Movement-Enhanced Learning

Several years ago, I was leading a holiday workshop and more kids than I expected showed up. There weren’t enough chairs to go around. Not wanting anyone to feel left out, I decided we would all go chairless. And that’s when I made a startling discovery: teaching children works better if there are no chairs in the room!

Numerous studies have documented the positive effects of movement over sitting when it comes to learning. Linking children’s bodies to cognitive ideas helps their brains encode concepts more deeply. Purposeful movement increases short-term recall and long-term retention of knowledge. It can motivate students to engage and gives them a greater sense of autonomy in the learning process. It even promotes creativity and, when interactive, can enhance social skills.

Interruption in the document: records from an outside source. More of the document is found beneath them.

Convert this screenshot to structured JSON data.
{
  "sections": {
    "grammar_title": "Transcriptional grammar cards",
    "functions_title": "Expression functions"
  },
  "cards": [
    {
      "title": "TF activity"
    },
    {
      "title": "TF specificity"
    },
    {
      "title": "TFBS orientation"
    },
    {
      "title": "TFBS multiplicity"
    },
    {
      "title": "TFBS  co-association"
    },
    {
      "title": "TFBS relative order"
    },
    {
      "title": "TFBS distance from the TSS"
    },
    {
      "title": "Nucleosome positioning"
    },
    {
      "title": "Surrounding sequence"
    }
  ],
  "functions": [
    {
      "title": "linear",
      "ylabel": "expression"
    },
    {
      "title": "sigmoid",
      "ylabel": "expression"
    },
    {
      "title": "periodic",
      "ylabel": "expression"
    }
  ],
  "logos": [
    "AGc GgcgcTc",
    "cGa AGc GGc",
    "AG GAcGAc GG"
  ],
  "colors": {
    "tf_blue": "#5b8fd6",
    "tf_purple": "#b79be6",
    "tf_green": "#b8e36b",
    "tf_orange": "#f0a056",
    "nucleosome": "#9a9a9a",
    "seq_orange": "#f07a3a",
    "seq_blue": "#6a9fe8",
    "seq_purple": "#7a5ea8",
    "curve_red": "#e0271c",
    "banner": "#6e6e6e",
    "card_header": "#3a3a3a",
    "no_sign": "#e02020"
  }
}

Note that it is purposeful movement – not unrelated physical activities – that has these positive effects. Dancing or doodling cartoon characters while listening to a story on peacemaking or a meditation lesson actually interferes with learning. But acting out the story while listening, or drawing pictures of oneself meditating while learning about meditation poses, supports learning. Researchers also say that a small amount of fidgeting has little effect on learning, because it doesn’t require much attention and therefore doesn’t distract children from their learning tasks.

So, if you want children to engage with and retain spiritual ideas, build purposeful movements into your lessons. Here are some ideas to try:

Body models. As you tell a story, invite children to embody characters in the narrative. This can be as simple as changing their facial expressions to match the emotions of various characters or involve full body poses (like statues). Children can also create vignettes (group statue poses) that show characters interacting.

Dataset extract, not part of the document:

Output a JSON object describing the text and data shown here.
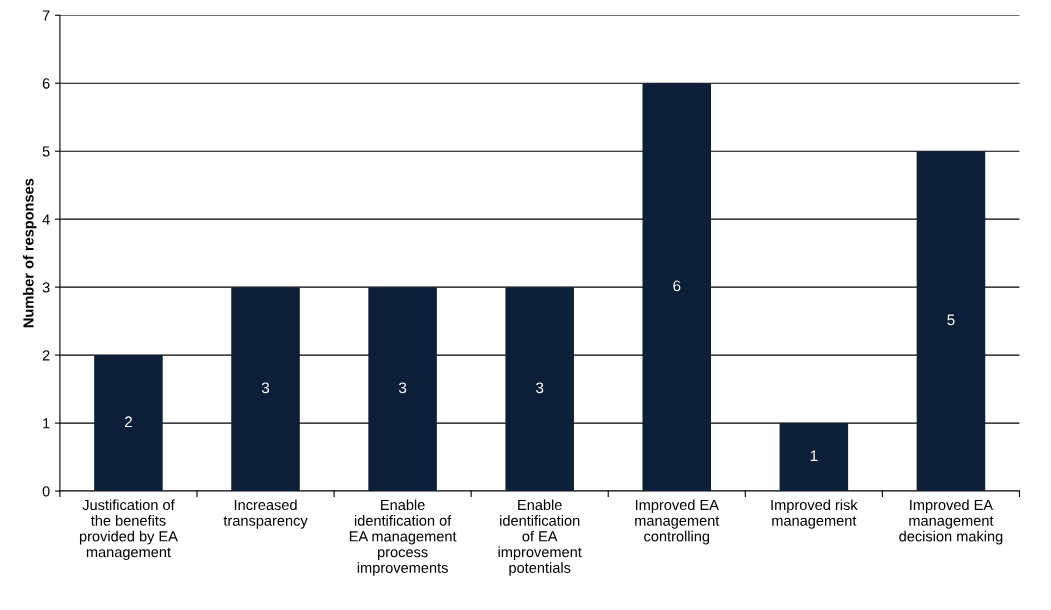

Human labs. Don’t just talk about meditation, stress management, and emotional regulation. Instead, encourage children to try tensing and relaxing their muscles or slowing and speeding up their breath. Contrast pacing around a room when anxious with measured steps while walking a labyrinth. Explore the difference between an avoidance posture (hunched shoulders, head down) and a ‘making a difference’ posture (body straight, head up, hands holding a sign) as part of children’s preparation for a social justice march.

Draw it out. Rather than giving children a worksheet to complete, invite them to draw stories and ideas. Research shows retention rates twice as high when children draw concepts, whether on paper or via technology. You might ask children to create a spiritual journey journal, where they document what they are learning graphically. Children could also draw a graphic novel or visual script for an animated version of a story. For a lesson on ethical decision-making, invite them to design a visual model that reflects all parts of the process and how they are related.

Act it out. When you want children to explore a story from different perspectives, consider reenacting the story multiple times. Encourage children to take turns playing different characters so they experience the story from that viewpoint. Or role-play scenarios to bring lesson concepts to life. Imagine serving dinner in a shelter for those who are homeless. Ask children to act out the scenario from both their side as a server and as a shelter client.